Theo, aged two, was accompanied to America by his parents, Lisa and James, and his big sister Evie-Mai, who spent almost eight weeks living in an apartment while the youngster spent up to three hours a day in hospital, almost every day of their trip.

The NHS funded the proton beam treatment after it was discovered that Theo had a rare form of cancer, Embryonal rhabdomyosarcoma, which affects fewer than 60 children a year. A tumour had developed behind his left eye which is inoperable so the treatment in Florida was deemed his best chance of beating the disease.

Theo has been enduring regular chemotherapy sessions over the past year, which continued in Florida alongside the new treatment.
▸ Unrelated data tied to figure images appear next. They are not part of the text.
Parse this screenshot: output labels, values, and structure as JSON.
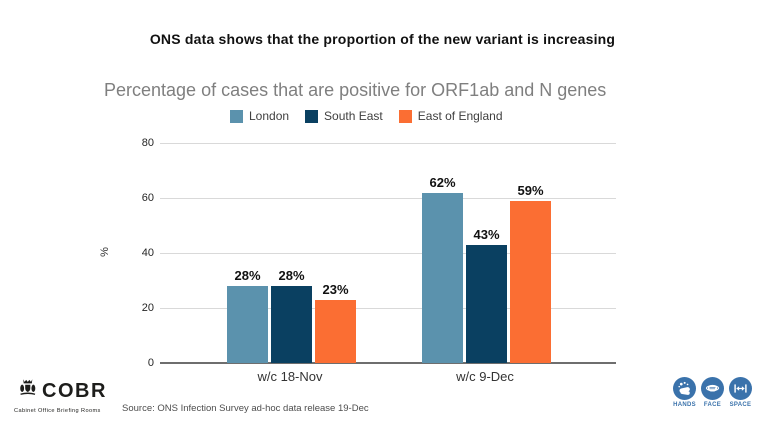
{
  "header": {
    "title": "ONS data shows that the proportion of the new variant is increasing"
  },
  "chart_data": {
    "type": "bar",
    "title": "Percentage of cases that are positive for ORF1ab and N genes",
    "ylabel": "%",
    "categories": [
      "w/c 18-Nov",
      "w/c 9-Dec"
    ],
    "series": [
      {
        "name": "London",
        "color": "#5b92ad",
        "values": [
          28,
          62
        ]
      },
      {
        "name": "South East",
        "color": "#0a4061",
        "values": [
          28,
          43
        ]
      },
      {
        "name": "East of England",
        "color": "#fb6e33",
        "values": [
          23,
          59
        ]
      }
    ],
    "value_label_format": "{v}%",
    "yticks": [
      0,
      20,
      40,
      60,
      80
    ],
    "ylim": [
      0,
      80
    ],
    "grid": true,
    "legend_position": "top",
    "gridline_color": "#d9d9d9",
    "axis_color": "#6e6e6e"
  },
  "footer": {
    "source": "Source: ONS Infection Survey ad-hoc data release 19-Dec",
    "cobr": {
      "title": "COBR",
      "subtitle": "Cabinet Office Briefing Rooms",
      "crest_icon": "royal-crest-icon"
    },
    "campaign": {
      "accent": "#3a72ab",
      "items": [
        {
          "label": "HANDS",
          "icon": "hands-washing-icon"
        },
        {
          "label": "FACE",
          "icon": "face-mask-icon"
        },
        {
          "label": "SPACE",
          "icon": "distance-arrows-icon"
        }
      ]
    }
  }
}
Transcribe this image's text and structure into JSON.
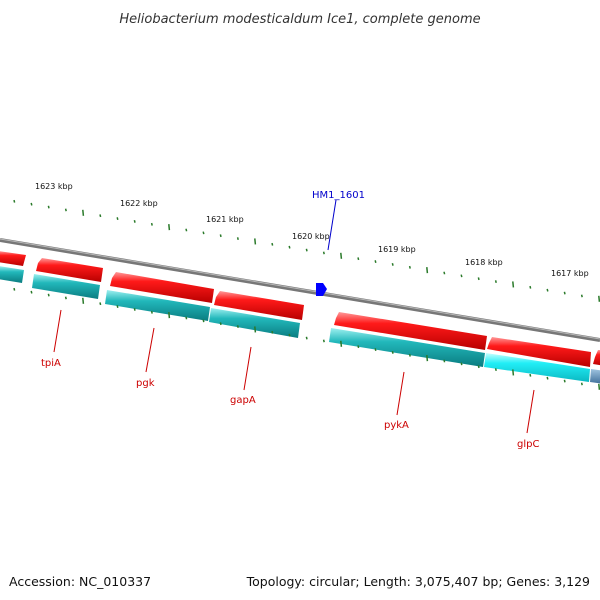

After a couple of days to settle in, Theo had MRI and CT scans and a mask was made which the toddler had to wear during the treatment which showed exactly where to direct the proton beams.

"The treatment was quite intensive, but he was so good," said Lisa. "He had 27 general anaesthetics while we were there, 25 for the proton therapy - one every week day - and two for the scans. The proton treatment only took about ten minutes, but he would be in hospital for two to three hours every time.

"His eye went really red and is very sensitive, just like an intense sunburn, which is all part of it and we were completely prepared for that. Luckily he was not sick or anything, he handled it really well and it just became normal for him."

While James took Theo to the hospital, Lisa stayed at the apartment and home-schooled Evie-Mai using work emailed by her new teacher at Marlborough School. Then, later in the evenings, because Theo has to stay out of direct sunlight, the entire family would go out to enjoy themselves.

"The proton centre got us tickets for pretty much everything," said Lisa. "They wanted us to have as much fun as possible while we were there and we do have some amazing memories." They went to the zoo twice, watched an American football game and met one of its stars, Zane Beadles, enjoyed Walt Disney World and several trips to the beach.

Now back home, the family have to play the waiting game. "It will be at least a year until we know if it has worked," said Lisa, "it could even be a number of years. "We were told the chance of Theo having vision in that eye is unlikely, but we don't know that yet either.

"Theo has to finish his chemotherapy, he has to have another three or four rounds, and then it will be just a case of surveillance. The hope is that therapy has blasted it (the tumour) and killed it off. They have told us not to judge anything but we are always going to have the worry. America wants to see Theo every couple of years to monitor things.

"We are just all looking forward to getting back to some sort of normality in the new year once Theo has had his Hickman line removed. We are hopeful that everything will be OK, that's all we can be."